In a letter to the government on Friday, Pakistan International Airlines (PIA) said 141 of its 450 pilots will not be “used for any flight task” as they had “suspicious licenses.”
The letter, sent by PIA CEO Syed Qamar Maqbool, was shared with CNN on Monday by company spokesman Abdullah Khan.
On Wednesday of last week, Pakistan’s Aviation Minister Ghulam Sarwar Khan said 262 pilots in the country “did not take the test themselves” and had paid someone else to present it on their behalf.
“They have no flying experience,” he said.
Pakistan has 860 active pilots serving its national airlines, including PIA, as well as various foreign airlines, Khan said.
Khan said that all of Pakistan’s major airlines received “lists with the names” of the fake pilots, along with a request that “measures” be taken to “prevent them from flying.” So far, PIA is the only operator taking action.
A fatal accident
Khan did not clarify whether the two pilots on Flight PK 8303 had false licenses.
According to the report, the pilots were talking about the coronavirus and repeatedly ignored warnings from air traffic controllers before the plane crashed in a residential area near the airport.
“The pilots discussed the crown throughout the flight. They were not focused. They discussed the coronavirus and how their families were affected,” said Khan, adding that the pilots were “too confident.”

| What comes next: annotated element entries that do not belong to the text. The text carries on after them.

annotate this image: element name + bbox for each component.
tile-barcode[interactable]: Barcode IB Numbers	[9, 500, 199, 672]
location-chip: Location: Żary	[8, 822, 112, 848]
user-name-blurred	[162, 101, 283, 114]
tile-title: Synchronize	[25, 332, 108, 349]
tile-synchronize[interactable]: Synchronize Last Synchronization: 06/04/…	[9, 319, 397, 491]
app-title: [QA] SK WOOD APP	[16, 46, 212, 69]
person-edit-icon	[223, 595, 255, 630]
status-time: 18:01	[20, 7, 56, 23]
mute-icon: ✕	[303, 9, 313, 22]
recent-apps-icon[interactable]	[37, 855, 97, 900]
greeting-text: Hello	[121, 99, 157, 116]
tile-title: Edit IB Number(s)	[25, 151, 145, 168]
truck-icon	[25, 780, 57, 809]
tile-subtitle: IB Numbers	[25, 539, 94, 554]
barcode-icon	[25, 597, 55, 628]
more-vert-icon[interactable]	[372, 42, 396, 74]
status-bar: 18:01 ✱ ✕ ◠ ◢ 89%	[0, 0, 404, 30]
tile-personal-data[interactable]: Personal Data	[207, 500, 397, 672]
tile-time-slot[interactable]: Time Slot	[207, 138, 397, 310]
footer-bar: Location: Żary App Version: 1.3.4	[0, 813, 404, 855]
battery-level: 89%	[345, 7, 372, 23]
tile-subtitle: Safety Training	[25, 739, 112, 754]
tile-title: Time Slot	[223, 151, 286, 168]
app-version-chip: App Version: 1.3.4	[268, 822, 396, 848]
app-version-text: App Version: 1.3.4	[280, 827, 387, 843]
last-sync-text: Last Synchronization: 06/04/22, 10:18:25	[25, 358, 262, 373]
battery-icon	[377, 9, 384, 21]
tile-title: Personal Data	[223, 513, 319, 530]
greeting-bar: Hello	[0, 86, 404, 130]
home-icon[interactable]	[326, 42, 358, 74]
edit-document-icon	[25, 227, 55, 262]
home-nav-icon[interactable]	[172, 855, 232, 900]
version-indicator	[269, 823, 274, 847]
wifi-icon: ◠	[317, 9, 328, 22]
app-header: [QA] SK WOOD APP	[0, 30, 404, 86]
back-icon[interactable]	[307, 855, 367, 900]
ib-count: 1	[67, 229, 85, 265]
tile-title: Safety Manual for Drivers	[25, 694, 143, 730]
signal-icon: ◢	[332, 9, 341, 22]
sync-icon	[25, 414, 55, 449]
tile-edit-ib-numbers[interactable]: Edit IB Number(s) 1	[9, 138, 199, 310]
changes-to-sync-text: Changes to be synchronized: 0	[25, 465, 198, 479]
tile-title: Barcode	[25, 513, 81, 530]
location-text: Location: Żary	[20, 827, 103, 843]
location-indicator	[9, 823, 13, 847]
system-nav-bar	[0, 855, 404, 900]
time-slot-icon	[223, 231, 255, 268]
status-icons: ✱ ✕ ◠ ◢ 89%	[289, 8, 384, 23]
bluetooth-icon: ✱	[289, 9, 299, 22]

According to Khan, air traffic controllers told pilots three times that the plane was too high and that they should not attempt to land, “but the captain did not heed these instructions.”
The pilots proceeded to try to land, without lowering the landing gear.
“The plane touched the surface of the runway on its engines,” the report said. The engines scoured the track, causing sparks and irreparable damage.
According to the report, the pilots re-launched the plane into the air, but the damaged engines failed and the plane crashed.
CNN’s Sophia Saifi and journalist Adeel Raja reported from Islamabad. CNN’s Sugam Pokharel reported from Atlanta. Nectar Gan contributed reporting from Hong Kong.